A study was conducted to determine the sensitization potential of the read across substance, C18 TMAC, according to OECD Guideline 406 and EU Method B.6, in compliance with GLP. The experiment was performed in guinea-pig according to the Buehler test. A pre-test was conducted to determine the non-irritating concentrations to use in the main study.
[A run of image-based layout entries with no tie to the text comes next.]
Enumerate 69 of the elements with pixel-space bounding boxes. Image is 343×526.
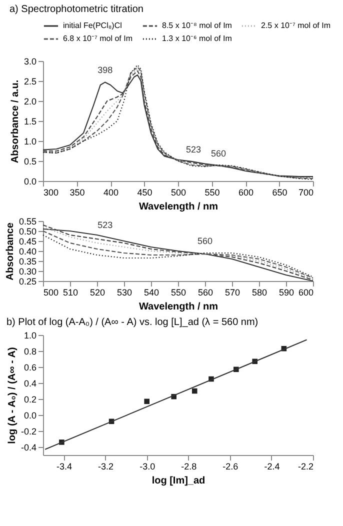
y-tick-label: 0.2 [24,394,36,404]
y-tick-label: 3.0 [24,56,36,66]
legend-label: 6.8 x 10⁻⁷ mol of Im [63,34,133,43]
point [192,388,198,394]
x-tick-label: 590 [278,288,294,298]
chart-title: b) Plot of log (A-A₀) / (A∞ - A) vs. log [L]_ad (λ = 560 nm) [6,317,258,328]
legend-label: 1.3 x 10⁻⁶ mol of Im [162,34,232,43]
y-tick-label: 0.30 [18,266,36,276]
x-tick-label: 580 [252,288,268,298]
x-tick-label: 570 [224,288,240,298]
y-tick-label: 0.8 [24,346,36,356]
x-tick-label: -2.8 [181,462,197,472]
x-tick-label: 600 [238,188,254,198]
y-tick-label: 0.6 [24,362,36,372]
y-tick-label: 0.45 [18,236,36,246]
point [144,398,150,404]
x-tick-label: -3.0 [140,462,156,472]
x-tick-label: 300 [44,188,59,198]
y-axis-title: Absorbance / a.u. [10,80,21,164]
y-tick-label: 2.0 [24,96,36,106]
y-tick-label: 0.0 [24,410,36,420]
y-tick-label: 0.5 [24,156,36,166]
annotation: 523 [98,220,113,230]
x-tick-label: 520 [90,288,106,298]
x-tick-label: 700 [298,188,314,198]
x-tick-label: -2.2 [298,462,314,472]
annotation: 523 [186,144,202,154]
x-tick-label: 540 [144,288,160,298]
x-tick-label: 550 [170,288,186,298]
x-tick-label: -2.4 [264,462,280,472]
x-tick-label: 500 [44,288,59,298]
legend-label: 2.5 x 10⁻⁷ mol of Im [261,21,331,30]
annotation: 398 [98,65,113,76]
y-tick-label: -0.4 [20,442,36,452]
y-tick-label: 1.0 [24,330,36,340]
x-tick-label: 530 [116,288,132,298]
x-tick-label: 450 [137,188,152,198]
x-tick-label: 650 [272,188,288,198]
annotation: 560 [210,148,226,158]
x-axis-title: Wavelength / nm [138,202,218,212]
y-tick-label: 0.35 [18,256,36,266]
x-tick-label: 500 [170,188,186,198]
y-tick-label: 0.4 [24,378,36,388]
x-tick-label: 350 [70,188,85,198]
y-axis-title: Absorbance [4,222,16,280]
y-tick-label: 0.50 [18,226,36,236]
x-tick-label: 560 [198,288,214,298]
y-tick-label: 0.55 [18,216,36,226]
x-tick-label: 400 [103,188,119,198]
x-axis-title: log [Im]_ad [152,476,206,486]
x-tick-label: 510 [62,288,78,298]
x-axis-title: Wavelength / nm [138,302,218,312]
chart-title: a) Spectrophotometric titration [9,4,144,15]
y-tick-label: 1.5 [24,116,36,126]
legend-label: initial Fe(PCl₈)Cl [63,21,122,30]
y-axis-title: log (A - A₀) / (A∞ - A) [6,347,18,444]
x-tick-label: 600 [298,288,314,298]
y-tick-label: 1.0 [24,136,36,146]
x-tick-label: -3.2 [98,462,114,472]
legend-label: 8.5 x 10⁻⁸ mol of Im [162,21,232,30]
y-tick-label: 0.0 [24,176,36,186]
y-tick-label: -0.2 [20,426,36,436]
y-tick-label: 0.40 [18,246,36,256]
x-tick-label: -2.6 [222,462,238,472]
x-tick-label: 550 [204,188,220,198]
y-tick-label: 2.5 [24,76,36,86]
annotation: 560 [197,236,213,246]
x-tick-label: -3.4 [56,462,72,472]
y-tick-label: 0.25 [18,276,36,286]
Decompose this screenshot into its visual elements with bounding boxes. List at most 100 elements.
During the induction phase (Days 1 - 15), the test animals were exposed to 0.5 mL of the test substance at 4% via an occlusive bandage placed on the shaved skin of the left flank. After 6 h, the bandage was removed and the skin was washed with warm tap water. Observations of the treated skin were made approximately 24 h later. On Day 29, the test and control animals were exposed to 0.5 mL of the test substance at 1% via an occlusive bandage placed on the shaved skin of the right flank. On Days 30 and 31, a macroscopic evaluation of the treated skin was made and animal bodyweights were recorded. During the induction phase (Days 1 - 15), animals presented light to clearly defined erythema and very light to clearly defined edema. The skin surfaces were dry and flaky. In the control group, no effects were seen on the treated skin. In the challenge phase, 24 and 48 h after the occlusive bandage was removed, no effects were observed in any animals of the treated or control groups. During the main test, there were no signs of toxicity and bodyweight gain of the test animals was comparable to that of controls.Based on the results of the read across study, the test substance is considered to be non-sensitizing in a Buehler test (Bury, 1995).

Respiratory sensitisation

Endpoint conclusion
Endpoint conclusion:
no study available

Justification for classification or non-classification

Based on the available read across data, C16-18 and C18-unsatd. TMAC is not considered to be a skin sensitiser, therefore no classification is required for this endpoint according to CLP criteria (Regulation EC 1272/2008).